Depuis son changement d’entraîneur en septembre 2012 (il s’est séparé de Damien Inocencio pour s’entraîner avec Philippe d’Encausse), le perchiste français est rentré dans une nouvelle dimension et n’a cessé d’évoluer. Conscient de ses capacités, il n’a pas hésité a modifier sa méthode d’entraînement afin de continuer à progresser et d’effacer sa déception des mondiaux de Moscou en 2013 où il n’avait fini «que» second: «On a insisté pour mettre en place la course d’élan, être le plus régulier possible pour gagner en maîtrise et en transfert d’énergie. Cet été j’ai été très régulier en passant des barres que je n’avais pas l’habitude de sauter. J’ai commencé à me rendre compte que je progressais bien». Rapidement, l’entraînement a payé pour le Français: «En décembre quand j’étais en stage à la Réunion je me suis rendu compte qu’il s’était passé quelque chose. Des perches que j’utilisais auparavant avec un certain élan, j’étais obligé de les prendre avec deux à trois foulées de moins!».

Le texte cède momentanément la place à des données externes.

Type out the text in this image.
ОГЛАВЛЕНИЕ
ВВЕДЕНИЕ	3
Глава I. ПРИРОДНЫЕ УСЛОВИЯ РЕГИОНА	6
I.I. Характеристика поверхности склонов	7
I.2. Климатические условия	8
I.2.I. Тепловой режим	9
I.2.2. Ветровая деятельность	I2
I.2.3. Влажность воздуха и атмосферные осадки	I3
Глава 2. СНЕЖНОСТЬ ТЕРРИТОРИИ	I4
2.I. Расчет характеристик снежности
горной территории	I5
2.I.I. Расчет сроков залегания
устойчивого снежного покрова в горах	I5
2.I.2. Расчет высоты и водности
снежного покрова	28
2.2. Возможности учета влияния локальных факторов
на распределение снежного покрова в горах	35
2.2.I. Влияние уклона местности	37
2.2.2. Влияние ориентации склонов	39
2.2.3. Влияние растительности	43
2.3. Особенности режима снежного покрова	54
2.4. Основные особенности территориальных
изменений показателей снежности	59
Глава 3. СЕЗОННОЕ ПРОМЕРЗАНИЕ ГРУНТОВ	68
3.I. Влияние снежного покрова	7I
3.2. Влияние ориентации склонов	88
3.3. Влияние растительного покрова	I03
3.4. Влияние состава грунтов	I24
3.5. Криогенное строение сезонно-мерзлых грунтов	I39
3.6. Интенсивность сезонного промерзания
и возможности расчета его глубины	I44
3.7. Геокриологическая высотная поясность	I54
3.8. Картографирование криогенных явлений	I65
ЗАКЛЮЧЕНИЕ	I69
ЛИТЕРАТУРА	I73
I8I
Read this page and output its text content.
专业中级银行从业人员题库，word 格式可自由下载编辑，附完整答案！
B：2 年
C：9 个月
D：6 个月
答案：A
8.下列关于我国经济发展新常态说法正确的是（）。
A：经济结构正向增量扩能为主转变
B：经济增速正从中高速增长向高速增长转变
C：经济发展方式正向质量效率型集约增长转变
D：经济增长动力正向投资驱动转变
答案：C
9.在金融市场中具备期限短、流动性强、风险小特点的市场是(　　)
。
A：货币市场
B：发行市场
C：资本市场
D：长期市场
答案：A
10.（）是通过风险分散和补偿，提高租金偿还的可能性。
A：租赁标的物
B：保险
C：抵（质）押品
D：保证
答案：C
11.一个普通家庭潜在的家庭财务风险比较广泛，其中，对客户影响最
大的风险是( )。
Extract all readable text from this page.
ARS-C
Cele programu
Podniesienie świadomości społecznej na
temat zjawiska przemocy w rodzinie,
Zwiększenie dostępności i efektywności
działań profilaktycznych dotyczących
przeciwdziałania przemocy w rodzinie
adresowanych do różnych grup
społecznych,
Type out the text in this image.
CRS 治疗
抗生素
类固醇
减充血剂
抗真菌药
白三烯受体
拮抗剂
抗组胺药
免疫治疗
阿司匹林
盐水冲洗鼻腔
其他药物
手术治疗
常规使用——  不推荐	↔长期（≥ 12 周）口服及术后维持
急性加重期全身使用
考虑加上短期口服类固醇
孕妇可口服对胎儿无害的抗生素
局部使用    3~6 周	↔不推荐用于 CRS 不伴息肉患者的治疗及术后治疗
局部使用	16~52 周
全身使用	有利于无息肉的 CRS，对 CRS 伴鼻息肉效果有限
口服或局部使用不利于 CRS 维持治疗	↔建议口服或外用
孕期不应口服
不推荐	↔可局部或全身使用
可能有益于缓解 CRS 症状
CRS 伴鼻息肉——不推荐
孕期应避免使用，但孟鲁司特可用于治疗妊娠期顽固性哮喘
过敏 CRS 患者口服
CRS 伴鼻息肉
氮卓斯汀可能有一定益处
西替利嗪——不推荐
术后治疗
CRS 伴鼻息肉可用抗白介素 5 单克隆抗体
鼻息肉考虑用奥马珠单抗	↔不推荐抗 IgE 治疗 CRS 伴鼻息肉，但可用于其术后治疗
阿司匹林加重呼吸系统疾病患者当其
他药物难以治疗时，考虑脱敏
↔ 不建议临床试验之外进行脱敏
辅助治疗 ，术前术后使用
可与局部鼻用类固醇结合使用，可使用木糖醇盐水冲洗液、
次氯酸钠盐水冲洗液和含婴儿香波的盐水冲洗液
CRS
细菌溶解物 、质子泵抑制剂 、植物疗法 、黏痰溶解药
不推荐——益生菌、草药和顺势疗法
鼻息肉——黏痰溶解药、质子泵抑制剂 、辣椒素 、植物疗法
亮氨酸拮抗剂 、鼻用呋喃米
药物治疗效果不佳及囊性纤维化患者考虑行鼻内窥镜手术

Etape 2. Prendre des risques

Ce changement d’entraîneur s’est accompagné de prises de risques afin d’atteindre les sommets: «Il fallait tenter des choses pour essayer d’aller plus haut, notamment avec le choix du changement de perche. J’attendais le moment opportun pour faire le test, tout en sachant que je pouvais perdre plusieurs compétitions voire une saison». En d’autres mots, le perchiste français a pris le risque de changer de méthodes et de perche afin de viser plus haut, quitte à réaliser des contre-performances le temps de s’acclimater. Une audace qui a finalement payé rapidement, Lavillenie sautant «facilement» 6m04 à Rouen puis 6m08 à Bydgoszcz, battant au passage le record de France.

Etape 3. Réaliser le saut parfait

A Donetsk, Lavillenie a de nouveau montré de quoi il était capable, même s’il a dû «se mettre la pression pour franchir au troisième essai une barre à 6m01». Derrière, sa première tentative réussie à 6m16 rentre dans l’histoire: «J’ai réalisé la course quasiment parfaitement. Je suis allé très vite, j’étais très relâché et je me suis très vite retrouvé en train de redescendre. Pour tout vous dire, entre-temps c’est quasiment le trou noir! La grosse surprise a été de me retrouver au dessus de la barre dès le premier essai sans la toucher. Ce saut a été automatique et ça a été une grande surprise pour moi».